In short, IoC is a much broader term that includes, but is not limited to, DI

The term Inversion of Control (IoC) originally meant any sort of programming style where an overall framework or run-time controlled the program flow

Before DI had a name, people started to refer to frameworks that manage Dependencies as Inversion of Control Containers, and soon, the meaning of IoC gradually drifted towards that particular meaning: Inversion of Control over Dependencies.

Inversion of Control (IoC) means that objects do not create other objects on which they rely to do their work. Instead, they get the objects that they need from an outside source (for example, an xml configuration file).

Dependency Injection (DI) means that this is done without the object intervention, usually by a framework component that passes constructor parameters and set properties.


The Inversion-of-Control (IoC) pattern, is about providing any kind of callback (which "implements" and/or controls reaction), instead of acting ourselves directly (in other words, inversion and/or redirecting control to the external handler/controller).

For example, rather than having the application call the implementations provided by a library (also known as toolkit), a framework calls the implementations provided by the application.

The Dependency-Injection (DI) pattern is a more specific version of IoC pattern, where implementations are passed into an object through constructors/setters/service lookups, which the object will 'depend' on in order to behave correctly.

Every DI implementation can be considered IoC, but one should not call it IoC, because implementing Dependency-Injection is harder than callback (Don't lower your product's worth by using the general term "IoC" instead).
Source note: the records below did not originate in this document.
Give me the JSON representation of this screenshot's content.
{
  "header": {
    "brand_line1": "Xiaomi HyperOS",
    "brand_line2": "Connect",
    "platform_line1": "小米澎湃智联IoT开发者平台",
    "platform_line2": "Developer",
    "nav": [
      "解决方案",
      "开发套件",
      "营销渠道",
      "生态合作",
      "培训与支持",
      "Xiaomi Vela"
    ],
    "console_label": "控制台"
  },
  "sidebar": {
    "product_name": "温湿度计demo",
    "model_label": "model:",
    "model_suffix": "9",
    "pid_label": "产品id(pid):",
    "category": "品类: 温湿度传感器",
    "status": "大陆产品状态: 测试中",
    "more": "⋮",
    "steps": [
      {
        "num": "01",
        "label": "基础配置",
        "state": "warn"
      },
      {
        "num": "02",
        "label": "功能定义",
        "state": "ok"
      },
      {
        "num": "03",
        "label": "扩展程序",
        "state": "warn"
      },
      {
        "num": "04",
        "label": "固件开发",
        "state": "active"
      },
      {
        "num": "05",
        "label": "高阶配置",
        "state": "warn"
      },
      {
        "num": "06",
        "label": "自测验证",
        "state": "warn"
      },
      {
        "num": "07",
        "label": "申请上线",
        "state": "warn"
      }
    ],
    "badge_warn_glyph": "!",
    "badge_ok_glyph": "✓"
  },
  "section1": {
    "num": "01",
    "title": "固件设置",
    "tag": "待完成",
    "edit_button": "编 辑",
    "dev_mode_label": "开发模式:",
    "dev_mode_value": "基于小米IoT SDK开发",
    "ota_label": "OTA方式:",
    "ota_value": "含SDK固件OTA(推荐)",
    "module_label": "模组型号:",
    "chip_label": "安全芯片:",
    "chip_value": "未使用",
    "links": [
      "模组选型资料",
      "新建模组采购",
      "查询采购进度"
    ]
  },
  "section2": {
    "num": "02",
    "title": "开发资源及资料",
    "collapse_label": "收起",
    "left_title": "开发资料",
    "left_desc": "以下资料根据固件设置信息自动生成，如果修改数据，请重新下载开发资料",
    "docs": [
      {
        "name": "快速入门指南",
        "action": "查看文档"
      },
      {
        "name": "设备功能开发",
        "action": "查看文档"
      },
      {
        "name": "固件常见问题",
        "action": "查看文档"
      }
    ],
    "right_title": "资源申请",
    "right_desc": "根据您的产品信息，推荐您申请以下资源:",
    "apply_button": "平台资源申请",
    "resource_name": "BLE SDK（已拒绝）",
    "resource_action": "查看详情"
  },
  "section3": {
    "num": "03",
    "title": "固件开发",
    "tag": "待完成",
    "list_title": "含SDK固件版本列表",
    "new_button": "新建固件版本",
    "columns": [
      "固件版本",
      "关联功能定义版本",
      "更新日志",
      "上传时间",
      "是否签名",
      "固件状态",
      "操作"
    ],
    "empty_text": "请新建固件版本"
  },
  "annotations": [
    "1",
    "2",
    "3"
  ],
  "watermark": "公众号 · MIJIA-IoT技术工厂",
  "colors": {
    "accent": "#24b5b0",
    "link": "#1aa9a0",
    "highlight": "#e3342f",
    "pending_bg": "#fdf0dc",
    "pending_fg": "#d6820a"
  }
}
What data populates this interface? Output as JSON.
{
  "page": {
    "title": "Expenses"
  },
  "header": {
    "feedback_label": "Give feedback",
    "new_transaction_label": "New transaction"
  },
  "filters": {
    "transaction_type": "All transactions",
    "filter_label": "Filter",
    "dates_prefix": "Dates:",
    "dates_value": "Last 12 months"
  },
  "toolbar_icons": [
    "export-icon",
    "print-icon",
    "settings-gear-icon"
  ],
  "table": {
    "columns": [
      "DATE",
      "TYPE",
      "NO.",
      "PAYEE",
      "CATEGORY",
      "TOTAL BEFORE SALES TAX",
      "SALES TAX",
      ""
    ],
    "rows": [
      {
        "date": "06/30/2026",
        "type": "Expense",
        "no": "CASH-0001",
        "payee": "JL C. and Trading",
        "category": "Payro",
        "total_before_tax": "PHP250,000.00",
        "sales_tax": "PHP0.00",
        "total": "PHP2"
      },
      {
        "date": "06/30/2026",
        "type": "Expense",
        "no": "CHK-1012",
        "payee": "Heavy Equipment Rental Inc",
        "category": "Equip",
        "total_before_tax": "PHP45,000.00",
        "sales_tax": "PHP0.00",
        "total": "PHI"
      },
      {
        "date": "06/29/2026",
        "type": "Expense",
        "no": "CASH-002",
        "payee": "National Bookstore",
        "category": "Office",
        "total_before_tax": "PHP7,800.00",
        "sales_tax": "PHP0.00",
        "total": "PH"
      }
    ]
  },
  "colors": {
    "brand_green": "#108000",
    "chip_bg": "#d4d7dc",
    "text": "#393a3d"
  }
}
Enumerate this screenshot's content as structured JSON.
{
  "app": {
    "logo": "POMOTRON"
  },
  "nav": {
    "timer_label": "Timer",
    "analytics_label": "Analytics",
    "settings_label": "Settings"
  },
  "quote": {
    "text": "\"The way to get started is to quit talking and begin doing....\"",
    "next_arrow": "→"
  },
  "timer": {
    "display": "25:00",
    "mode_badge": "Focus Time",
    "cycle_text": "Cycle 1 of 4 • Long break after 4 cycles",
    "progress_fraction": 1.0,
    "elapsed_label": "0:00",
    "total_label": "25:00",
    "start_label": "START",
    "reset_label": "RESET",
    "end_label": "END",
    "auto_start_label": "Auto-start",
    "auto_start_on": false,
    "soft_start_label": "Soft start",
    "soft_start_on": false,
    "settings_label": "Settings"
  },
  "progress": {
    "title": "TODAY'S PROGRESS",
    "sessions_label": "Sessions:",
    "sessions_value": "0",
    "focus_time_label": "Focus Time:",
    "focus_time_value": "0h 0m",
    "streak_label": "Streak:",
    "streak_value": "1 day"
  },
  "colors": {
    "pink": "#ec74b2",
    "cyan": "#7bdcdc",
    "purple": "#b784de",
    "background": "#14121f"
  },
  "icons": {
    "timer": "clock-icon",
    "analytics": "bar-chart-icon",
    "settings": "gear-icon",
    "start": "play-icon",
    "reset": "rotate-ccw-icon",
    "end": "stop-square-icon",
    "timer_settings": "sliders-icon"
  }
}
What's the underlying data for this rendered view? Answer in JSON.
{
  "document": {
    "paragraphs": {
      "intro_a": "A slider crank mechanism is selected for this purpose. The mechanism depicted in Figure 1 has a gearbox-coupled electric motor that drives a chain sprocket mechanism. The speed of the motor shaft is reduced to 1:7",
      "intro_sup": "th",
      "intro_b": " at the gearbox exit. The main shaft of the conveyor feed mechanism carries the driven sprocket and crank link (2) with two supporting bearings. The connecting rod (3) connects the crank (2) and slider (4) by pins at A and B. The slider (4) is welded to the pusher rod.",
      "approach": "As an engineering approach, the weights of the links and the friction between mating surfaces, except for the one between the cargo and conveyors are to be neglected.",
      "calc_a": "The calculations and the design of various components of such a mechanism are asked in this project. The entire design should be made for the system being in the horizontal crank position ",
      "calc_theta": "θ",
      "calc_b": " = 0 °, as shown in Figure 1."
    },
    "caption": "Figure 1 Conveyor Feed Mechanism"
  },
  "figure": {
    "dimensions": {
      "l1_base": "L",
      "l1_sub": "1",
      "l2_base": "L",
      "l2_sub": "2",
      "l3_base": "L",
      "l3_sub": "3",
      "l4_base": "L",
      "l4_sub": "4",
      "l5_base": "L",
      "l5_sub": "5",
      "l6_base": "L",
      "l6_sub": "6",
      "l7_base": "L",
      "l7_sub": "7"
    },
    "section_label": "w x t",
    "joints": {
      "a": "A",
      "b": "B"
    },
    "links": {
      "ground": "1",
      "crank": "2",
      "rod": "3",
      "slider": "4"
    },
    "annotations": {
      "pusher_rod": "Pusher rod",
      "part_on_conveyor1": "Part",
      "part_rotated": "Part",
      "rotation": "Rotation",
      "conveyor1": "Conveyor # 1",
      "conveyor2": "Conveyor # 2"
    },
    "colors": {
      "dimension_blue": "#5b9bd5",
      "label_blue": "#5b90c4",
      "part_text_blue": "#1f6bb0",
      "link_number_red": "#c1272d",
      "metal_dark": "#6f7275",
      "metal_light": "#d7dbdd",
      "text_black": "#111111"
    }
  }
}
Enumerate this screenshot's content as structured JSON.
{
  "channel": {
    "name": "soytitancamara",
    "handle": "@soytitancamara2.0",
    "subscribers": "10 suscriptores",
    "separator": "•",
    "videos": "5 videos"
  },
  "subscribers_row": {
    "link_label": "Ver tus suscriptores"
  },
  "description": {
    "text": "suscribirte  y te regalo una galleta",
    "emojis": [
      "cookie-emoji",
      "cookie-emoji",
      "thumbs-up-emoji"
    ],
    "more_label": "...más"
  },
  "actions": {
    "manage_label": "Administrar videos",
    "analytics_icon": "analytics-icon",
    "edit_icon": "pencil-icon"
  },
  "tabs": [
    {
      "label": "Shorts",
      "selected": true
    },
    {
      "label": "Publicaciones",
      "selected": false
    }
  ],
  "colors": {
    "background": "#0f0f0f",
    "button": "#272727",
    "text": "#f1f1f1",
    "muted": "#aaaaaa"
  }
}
IoC without using DI, for example, would be the Template pattern because the implementation can only be changed through sub-classing.

DI frameworks are designed to make use of DI and can define interfaces (or Annotations in Java) to make it easy to pass in the implementations.

IoC containers are DI frameworks that can work outside of the programming language. In some you can configure which implementations to use in metadata files (e.g. XML) which are less invasive. With some you can do IoC that would normally be impossible like inject an implementation at pointcuts.